エネルギー供給炉もサンプルの一基は作ってくれたが、後は自分たちで……まあ、最初の一基を作るのに、詳細なデータと資材があっても数年かかったけどね。
後の量産は楽だったけど。
大問題だったのは、海上に浮かぶ船を作るんじゃなくて一気に宇宙船だったために、あまりの基礎技術力の無さにデータも理解できなきゃ、理論すら理解不能だったこと。
まあ、この辺りは地球人のほうが我々の宇宙船技術のあまりの程度の低さに気付いて、後から教育機械なるもので一気に知識レベルを引き上げてくれて解決した。

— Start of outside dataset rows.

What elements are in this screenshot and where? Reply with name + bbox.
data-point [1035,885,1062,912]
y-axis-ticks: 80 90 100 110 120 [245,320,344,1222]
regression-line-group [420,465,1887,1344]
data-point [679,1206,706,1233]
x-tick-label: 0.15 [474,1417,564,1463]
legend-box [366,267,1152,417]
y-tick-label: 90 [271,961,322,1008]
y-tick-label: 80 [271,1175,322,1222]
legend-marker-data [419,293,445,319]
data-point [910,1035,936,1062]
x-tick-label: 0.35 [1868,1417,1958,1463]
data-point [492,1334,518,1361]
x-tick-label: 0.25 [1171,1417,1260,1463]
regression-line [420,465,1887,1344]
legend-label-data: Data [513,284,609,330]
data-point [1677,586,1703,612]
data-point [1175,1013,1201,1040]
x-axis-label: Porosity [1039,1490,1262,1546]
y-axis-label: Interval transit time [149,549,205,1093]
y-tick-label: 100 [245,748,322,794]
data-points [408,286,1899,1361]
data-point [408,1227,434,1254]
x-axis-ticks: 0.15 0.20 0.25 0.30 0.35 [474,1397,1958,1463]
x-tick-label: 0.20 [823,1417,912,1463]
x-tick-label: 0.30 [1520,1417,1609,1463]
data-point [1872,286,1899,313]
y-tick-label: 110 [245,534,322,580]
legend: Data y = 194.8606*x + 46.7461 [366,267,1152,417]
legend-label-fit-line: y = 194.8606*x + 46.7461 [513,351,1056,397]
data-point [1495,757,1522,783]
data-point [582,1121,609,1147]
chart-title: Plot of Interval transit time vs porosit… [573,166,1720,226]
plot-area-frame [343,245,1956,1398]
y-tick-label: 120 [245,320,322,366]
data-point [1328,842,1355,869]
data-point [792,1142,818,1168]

ただし、宇宙船の製造に関してのノウハウが全くない状況での工廠建設やら資材配備やらが非効率極まりないものだったことは、後日、本格的に宇宙船が量産されて赤っ恥ものだった事に、ようやく気付いたのはご愛嬌だろう。
で、なんやかんやで数年後。
衛星が無かったおかげで、宇宙船の開発技術が進歩しなかった我々も、ようやく他の惑星へ開拓団を送れるようになった(ここまで引っ張りあげて、手取り足取り懇切丁寧に指導してくれた地球人の努力は凄いと思う。あまりに知恵遅れのようなワガママな我々に、よくもまぁ呆れること無く忍耐強く指導してくれたものだ)
ちなみに、我々の宇宙船に、武器などというものは装備されていない。
レーザーカッターはあるが、これは完全な開拓用。
防御用に、恐ろしく強度のあるバリアシステムはあるが攻撃用の武器などは全く無い。
その理由を地球人に聞いてみたことがあるが、そこで返ってきたのは、
「ああ、今は使えないだけで宇宙船内に装備はされてるよ、隠されてるんだ。使えるようになるのは君らが精神的に成熟してからね。多分、超光速エンジンと同時くらいには武器も使えると思う。それ以前には危なくて許可できない」
今の我々の精神的な発達度で他の恒星系へ行けるような行動性を持つと、必ずと言ってよいほどに他種族や他の生命体を攻撃するという。
俺は自分の行動を想像してみて、例えば自分と全く違う生命体を絶対に攻撃しないか?という問題に、攻撃しない自分が想像できないということを思い知らされて反論できなかった。
あ、遺伝子バンクに保存されていたサンプル生命体は全て開放されて、今では死の星だったことが嘘のように、にぎやかな星となっている。
まあ、これでも無数の生物種が、遺伝子バンクに残ること無く、再生もされなかったのだが……
地球人に対する感謝を表すため、巨大な像を建てようかという話にもなったのだが、地球人の強硬な反対にあい、実現しなかった。
そこで我々は子孫への教育課程として、異星人の偉大なる援助を学ぶ事にした。
それこそ、この恩を忘れることがあるなら我々は滅びるだろう。その滅びは今度こそ再生しない、滅亡への一方通行。
忘れるな!地球人が助けてくれたのは、奇跡的なことだ。2度めはない……
今では巨大な星間帝国の、その名も忘れられている故郷の星に置かれた、巨大な石板に書かれた歴史書の一部より……
帝国とは言うものの、その統治は「愛」と「恵み」であったという。
武器は使わず、ただ、貧困にあえぐ星、生命体が増えすぎて食料すら不足する星に無償の援助を惜しみなく行う、それだけで星間帝国を作り上げていった者たちである。
圧政者からの攻撃にも無敵のバリアシステムを張り、ただ耐える。
攻撃用のシステムは宇宙船に装備されているが、決して使うこと無く、ただ宇宙震の災害救助用に、様々な資材の1つとしてレーザーや熱線銃を使うのみ。